Ireland: Gay Anglicans reiterate calls for same-sex marriage

Illustrated rainbow pride flag on a white background.

Changing Attitude Ireland (CAI), the Anglican Church of Ireland’s pro-gay group, has made a submission to the Irish Constitutional Convention in support of extending civil marriage to same-sex couples.

The convention is examining equal marriage, along with other key issues, in a year-long consultation exercise.

CAI stated in its submission that it “strongly supports the extension of civil marriage to same-sex couples. CAI views the existing inequalities between civil partnership and civil marriage as having a real world detrimental impact on the lives of same-sex couples, and even more on children being raised by them.
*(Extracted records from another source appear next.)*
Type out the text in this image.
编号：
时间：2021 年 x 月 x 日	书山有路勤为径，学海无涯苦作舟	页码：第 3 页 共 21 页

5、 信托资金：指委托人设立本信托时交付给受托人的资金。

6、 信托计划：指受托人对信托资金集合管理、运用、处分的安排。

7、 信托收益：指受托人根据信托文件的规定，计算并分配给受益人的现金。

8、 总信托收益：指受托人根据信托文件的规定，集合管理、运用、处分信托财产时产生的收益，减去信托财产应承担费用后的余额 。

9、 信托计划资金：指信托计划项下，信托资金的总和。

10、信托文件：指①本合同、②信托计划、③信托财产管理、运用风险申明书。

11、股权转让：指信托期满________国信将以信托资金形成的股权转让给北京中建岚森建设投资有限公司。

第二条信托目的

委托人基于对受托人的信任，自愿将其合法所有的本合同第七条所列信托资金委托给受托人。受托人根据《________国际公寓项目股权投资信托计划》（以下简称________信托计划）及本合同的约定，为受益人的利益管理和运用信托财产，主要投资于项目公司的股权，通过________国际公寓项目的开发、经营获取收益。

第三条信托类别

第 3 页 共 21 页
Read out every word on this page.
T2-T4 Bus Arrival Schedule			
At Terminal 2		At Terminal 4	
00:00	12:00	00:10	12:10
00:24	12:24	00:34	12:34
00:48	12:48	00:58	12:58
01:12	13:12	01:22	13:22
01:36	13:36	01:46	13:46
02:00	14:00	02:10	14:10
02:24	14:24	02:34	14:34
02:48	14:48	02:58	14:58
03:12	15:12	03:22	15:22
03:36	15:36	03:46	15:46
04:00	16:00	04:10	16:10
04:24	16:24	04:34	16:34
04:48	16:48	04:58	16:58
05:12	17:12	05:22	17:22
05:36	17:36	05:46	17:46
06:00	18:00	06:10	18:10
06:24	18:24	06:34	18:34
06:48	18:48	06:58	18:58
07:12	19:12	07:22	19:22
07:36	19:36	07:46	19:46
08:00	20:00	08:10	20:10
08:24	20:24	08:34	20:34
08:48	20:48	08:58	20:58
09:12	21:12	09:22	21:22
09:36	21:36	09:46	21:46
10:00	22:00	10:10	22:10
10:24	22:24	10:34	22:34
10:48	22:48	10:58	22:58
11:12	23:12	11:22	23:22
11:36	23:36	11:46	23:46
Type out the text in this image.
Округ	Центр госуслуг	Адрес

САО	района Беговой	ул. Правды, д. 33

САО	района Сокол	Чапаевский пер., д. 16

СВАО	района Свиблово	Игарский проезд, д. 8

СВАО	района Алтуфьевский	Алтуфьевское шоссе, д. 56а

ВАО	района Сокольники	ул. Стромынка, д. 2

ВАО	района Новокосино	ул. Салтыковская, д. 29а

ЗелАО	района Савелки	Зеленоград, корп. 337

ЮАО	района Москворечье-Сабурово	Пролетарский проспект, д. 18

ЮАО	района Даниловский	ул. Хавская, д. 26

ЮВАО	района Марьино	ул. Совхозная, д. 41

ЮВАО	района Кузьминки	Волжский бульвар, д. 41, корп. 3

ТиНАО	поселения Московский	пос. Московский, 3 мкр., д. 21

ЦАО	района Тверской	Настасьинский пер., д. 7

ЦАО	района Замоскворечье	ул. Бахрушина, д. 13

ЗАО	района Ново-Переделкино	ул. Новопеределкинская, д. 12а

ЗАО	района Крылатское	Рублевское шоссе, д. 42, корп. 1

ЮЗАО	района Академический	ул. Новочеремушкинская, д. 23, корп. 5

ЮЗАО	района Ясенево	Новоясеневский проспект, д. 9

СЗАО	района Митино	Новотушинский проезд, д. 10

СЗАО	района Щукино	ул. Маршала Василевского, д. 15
“We call for churches and other faith groups to be allowed ‘opt in’ to registering same-sex marriages, while protecting them from any attempt at compulsion, as this is the best way to respect the religious freedoms of both those who support and those who oppose same-sex marriage.”

It added: “This is particularly important in the Irish context, where there is a history of civil marriage law being used to discriminate against religious minorities.”

The Constitutional Convention set up last year by the Irish Government to examine possible changes to the Irish Constitution will meet in Dublin on 13 and 14 April to discuss same-sex civil marriage.

It is made up of 100 members two thirds of whom are citizen members chosen to represent a cross-section of Irish society.

The other third are parliamentary members of the Dail (Irish lower house) and Seanad (Irish senate) and MLAs from Northern Ireland.

In November 2012, Irish deputy prime minister (Tánaiste) Eamon Gilmore said he would like to see a referendum on equal marriage “as soon as possible”.

Mr Gilmore said his own view was that the “time has come” for Ireland to introduce marriage rights for gay couples. “I don’t believe we should postpone what is a human right,” he told RTÉ radio.